Embora as margens de manobra sejam limitadas, ainda há espaço para causar danos antes de sair, minando a transição do poder e criando oportunidades para eliminar evidências de más práticas de governação. Um sinal revelador foi a aquisição, cinco dias antes das eleições, de 51 trituradores de papel pela Agência de Segurança Interna (o equivalente ao nosso SIS).
Desafios iniciais e um Presidente hostil
Apesar de todos os obstáculos e táticas de adiamento, a Polónia terá um novo governo. Mas isso não significa o fim das dificuldades.
O novo governo terá de conviver com uma oposição mobilizada e um Presidente eurocético e hostil, além de um tribunal constitucional e um banco central capturados pelo PiS. Isso limitará a capacidade de Tusk em adotar uma política arrojada. A verdadeira mudança na Polónia poderá só ocorrer após as eleições presidenciais de 2025.
Um exemplo das dificuldades que esperam o novo governo de Tusk é que no próprio dia da divulgação dos resultados, o Presidente Duda enviou um sinal de desafio ao nomear 72 juízes por meio de um procedimento considerado ilegal pelos tribunais da EU, confirmando as expectativas de que ele irá obstruir os esforços para normalizar as relações da Polónia com a UE.

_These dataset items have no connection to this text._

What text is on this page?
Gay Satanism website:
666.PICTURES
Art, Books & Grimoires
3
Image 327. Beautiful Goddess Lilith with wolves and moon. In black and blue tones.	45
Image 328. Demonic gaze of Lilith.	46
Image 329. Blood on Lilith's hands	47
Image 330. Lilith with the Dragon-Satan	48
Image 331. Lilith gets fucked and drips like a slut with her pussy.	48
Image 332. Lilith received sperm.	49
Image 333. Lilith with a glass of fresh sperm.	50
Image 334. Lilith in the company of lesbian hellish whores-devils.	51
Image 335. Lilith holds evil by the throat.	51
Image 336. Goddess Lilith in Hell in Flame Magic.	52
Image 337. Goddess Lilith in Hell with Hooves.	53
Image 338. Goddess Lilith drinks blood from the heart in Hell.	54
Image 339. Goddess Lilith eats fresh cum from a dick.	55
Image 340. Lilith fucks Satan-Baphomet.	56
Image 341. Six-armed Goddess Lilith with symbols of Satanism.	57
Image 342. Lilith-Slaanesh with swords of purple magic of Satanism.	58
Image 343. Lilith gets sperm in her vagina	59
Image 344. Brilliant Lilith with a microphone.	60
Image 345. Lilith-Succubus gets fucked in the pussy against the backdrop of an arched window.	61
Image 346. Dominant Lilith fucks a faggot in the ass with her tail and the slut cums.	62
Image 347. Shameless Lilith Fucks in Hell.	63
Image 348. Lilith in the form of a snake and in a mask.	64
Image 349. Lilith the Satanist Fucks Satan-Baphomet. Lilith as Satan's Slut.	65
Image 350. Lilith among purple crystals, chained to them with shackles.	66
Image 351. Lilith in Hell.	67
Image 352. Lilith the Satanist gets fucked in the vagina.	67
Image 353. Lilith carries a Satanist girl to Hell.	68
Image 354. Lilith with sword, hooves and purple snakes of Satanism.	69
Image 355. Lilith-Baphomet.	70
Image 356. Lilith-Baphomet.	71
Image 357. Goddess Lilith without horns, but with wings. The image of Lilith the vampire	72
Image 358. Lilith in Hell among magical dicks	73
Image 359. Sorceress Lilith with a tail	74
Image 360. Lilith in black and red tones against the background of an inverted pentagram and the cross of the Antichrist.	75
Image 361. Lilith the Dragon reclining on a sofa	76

Restaurando a prática parlamentar e normas democráticas
Um dos principais efeitos positivos das eleições será o restabelecimento do controlo parlamentar do governo e o regresso de um processo legislativo adequado. Durante oito anos, o PiS desafiou as normas democráticas de várias maneiras.
Ministros recusaram-se a comparecer perante as comissões, foram retidos dados vitais sobre o orçamento e despesas, a comissão dos serviços secretos não foi presidida pela oposição, quebrando uma prática bem estabelecida. As leis foram frequentemente aprovadas sem avaliação de impacto, consultas públicas e debate adequado, muitas vezes a meio da noite. Este comportamento constituiu uma erosão tão grave das normas democráticas como o abuso regular do poder do presidente do parlamento (marszałek Sejmu) para limitar o debate e assediar os deputados da oposição.
Outros impactos positivos da transição de poder incluem a restauração do estado de direito, o fim da impunidade política, a ausência de ameaças à pluralidade e liberdade dos media, aplicação imparcial da lei e o fim da gestão danosa e partidária das empresas públicas.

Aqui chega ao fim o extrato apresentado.